The militant group Hamas claimed responsibility for the attack, which did not result in any deaths. Hamas said the barrage was to avenge the death of a Palestinian shot dead by Israeli troops on Wednesday. Troops claimed they fired on suspected intruders; Palestinians said the man was a civilian walking near his home.
“These are very dangerous developments, and they violate the legitimacy of the Palestinian Authority,” Abu Libdeh said of the mortar attack. “No one can continue with these violations.” He also said Abbas will go to Gaza on Friday and reiterate that he will not tolerate violations of the cease-fire.

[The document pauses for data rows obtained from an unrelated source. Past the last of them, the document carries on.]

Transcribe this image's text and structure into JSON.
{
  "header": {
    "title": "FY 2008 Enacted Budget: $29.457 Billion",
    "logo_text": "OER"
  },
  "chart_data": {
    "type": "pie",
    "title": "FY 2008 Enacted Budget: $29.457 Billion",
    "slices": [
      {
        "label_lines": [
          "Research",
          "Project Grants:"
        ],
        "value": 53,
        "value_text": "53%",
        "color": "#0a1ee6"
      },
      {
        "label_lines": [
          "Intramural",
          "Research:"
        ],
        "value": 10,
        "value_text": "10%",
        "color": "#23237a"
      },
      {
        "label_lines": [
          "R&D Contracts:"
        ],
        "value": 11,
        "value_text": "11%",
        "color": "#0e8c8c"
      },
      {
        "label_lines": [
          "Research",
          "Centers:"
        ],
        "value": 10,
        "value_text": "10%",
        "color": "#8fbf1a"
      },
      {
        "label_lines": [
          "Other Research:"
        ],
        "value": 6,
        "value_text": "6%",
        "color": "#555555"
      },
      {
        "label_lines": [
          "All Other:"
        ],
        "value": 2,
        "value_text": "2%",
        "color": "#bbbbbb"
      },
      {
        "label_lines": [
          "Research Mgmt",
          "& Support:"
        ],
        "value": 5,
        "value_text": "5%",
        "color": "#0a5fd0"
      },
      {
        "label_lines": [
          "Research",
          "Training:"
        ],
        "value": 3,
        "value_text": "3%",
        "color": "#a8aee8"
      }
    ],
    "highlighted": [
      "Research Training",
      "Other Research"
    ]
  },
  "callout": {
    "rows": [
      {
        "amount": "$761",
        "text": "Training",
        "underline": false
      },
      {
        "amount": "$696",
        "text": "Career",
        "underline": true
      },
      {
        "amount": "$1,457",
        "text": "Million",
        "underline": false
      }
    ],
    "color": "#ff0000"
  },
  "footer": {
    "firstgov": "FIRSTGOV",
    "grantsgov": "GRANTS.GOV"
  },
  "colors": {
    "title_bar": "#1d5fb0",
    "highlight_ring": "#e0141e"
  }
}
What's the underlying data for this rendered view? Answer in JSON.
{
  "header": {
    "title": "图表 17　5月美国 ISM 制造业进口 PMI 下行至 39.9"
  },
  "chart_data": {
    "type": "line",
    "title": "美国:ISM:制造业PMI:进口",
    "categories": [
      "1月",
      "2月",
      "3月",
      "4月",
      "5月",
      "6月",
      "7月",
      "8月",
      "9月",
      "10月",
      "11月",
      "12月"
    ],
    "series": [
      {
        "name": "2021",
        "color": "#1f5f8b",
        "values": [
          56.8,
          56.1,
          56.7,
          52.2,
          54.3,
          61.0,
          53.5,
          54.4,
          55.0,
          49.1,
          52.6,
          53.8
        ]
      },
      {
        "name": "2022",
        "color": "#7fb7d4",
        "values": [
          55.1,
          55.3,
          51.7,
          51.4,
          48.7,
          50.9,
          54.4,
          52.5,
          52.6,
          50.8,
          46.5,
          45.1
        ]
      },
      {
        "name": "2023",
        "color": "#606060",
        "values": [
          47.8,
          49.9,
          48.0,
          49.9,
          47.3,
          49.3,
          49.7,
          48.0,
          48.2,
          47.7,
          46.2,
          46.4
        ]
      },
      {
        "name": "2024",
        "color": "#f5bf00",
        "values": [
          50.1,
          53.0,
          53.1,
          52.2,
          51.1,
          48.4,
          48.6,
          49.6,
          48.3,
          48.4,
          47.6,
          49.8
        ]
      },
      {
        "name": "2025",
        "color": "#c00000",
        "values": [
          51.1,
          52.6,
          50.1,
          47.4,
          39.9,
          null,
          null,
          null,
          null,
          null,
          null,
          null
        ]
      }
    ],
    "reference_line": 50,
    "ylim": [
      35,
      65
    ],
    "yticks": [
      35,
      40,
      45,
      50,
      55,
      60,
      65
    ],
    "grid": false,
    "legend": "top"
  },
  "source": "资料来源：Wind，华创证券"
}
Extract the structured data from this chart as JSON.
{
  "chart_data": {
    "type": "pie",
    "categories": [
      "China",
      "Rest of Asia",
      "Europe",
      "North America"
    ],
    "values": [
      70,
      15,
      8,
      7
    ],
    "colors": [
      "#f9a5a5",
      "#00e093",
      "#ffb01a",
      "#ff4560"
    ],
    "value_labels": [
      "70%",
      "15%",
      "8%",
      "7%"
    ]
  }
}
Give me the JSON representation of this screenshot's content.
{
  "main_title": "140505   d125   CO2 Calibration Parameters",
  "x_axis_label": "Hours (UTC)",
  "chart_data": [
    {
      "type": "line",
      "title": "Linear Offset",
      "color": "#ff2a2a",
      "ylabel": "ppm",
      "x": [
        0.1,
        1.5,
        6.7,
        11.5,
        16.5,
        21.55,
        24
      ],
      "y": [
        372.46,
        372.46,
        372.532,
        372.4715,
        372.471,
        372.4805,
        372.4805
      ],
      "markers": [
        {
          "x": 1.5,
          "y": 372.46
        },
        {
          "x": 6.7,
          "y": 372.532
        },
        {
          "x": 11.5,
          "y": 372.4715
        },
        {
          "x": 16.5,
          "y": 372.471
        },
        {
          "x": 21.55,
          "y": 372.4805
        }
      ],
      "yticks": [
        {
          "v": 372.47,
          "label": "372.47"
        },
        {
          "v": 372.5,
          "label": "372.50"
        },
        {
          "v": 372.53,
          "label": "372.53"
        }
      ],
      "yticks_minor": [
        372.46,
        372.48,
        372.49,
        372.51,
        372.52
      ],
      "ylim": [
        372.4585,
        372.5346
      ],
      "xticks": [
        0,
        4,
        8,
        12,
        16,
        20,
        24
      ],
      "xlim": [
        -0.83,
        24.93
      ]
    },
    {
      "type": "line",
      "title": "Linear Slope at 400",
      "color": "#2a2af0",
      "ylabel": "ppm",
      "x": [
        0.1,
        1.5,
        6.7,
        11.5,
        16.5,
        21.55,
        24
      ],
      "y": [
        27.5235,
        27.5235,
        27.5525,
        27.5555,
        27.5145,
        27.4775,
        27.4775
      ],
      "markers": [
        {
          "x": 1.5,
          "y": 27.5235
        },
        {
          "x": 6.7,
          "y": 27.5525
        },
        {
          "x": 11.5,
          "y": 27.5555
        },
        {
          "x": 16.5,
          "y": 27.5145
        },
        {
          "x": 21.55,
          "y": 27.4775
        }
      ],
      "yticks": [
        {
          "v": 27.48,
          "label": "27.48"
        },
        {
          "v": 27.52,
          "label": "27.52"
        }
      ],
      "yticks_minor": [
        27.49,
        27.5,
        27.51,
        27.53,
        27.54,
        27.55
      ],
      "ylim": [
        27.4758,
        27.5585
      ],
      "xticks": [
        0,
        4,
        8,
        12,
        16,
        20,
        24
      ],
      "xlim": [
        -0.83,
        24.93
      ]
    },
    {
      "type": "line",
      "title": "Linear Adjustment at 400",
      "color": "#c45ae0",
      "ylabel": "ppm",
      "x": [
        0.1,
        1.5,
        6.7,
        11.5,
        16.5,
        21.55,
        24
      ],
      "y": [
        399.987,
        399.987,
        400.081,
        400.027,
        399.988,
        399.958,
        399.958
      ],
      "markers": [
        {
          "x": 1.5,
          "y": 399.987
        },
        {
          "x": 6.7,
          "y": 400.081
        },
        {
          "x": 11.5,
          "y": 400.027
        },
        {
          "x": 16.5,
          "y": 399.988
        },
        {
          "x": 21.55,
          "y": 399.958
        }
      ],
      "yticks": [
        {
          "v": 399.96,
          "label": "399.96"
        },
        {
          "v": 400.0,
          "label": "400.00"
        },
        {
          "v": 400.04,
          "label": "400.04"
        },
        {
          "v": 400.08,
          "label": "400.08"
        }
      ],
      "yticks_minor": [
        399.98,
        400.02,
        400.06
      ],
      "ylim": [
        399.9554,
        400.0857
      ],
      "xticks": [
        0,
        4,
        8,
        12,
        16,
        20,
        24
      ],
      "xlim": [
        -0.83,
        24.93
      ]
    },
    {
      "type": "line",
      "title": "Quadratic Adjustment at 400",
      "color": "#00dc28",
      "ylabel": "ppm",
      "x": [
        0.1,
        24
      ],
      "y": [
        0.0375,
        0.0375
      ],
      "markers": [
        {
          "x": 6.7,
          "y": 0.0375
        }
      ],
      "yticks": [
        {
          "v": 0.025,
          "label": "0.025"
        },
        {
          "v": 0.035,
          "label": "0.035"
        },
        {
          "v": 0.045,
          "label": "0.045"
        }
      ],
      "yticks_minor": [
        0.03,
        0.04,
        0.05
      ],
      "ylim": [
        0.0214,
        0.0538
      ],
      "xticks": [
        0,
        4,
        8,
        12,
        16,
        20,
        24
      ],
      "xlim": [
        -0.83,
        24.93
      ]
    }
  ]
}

Israel called for an immediate end to the violence, but has not stopped measures agreed upon at Tuesday’s historic summit between Abbas and Israeli Prime Minister Ariel Sharon in Egypt.
Sharon said Thursday that he was ready to release large numbers of Palestinian prisoners involved in deadly attacks — something he has refused to do thus far — if militants halt violence during the planned withdrawal of Jewish settlers from the Gaza Strip this summer, according to the Haaretz daily newspaper. But Israel warned it will not allow militants to use the withdrawal to portray settlers retreating under fire.
Israel also opened a main Erez crossing point to the Gaza Strip Thursday, but only a few Palestinians were able to use it because employers did not submit the correct paperwork, Israeli officials said. Before the intifada began four years ago, more than 100,000.
Palestinians crossed into Israel every day to work, bringing much-needed income into poverty-stricken areas. Israel said it will pull back from five West Bank towns over the next three weeks.
Abbas dispatched an envoy to Lebanon this week to urge the guerrilla group Hezbollah to refrain from provoking conflict. Hezbollah spokesman Mohammed Afif denied that the group was trying to disrupt the calm.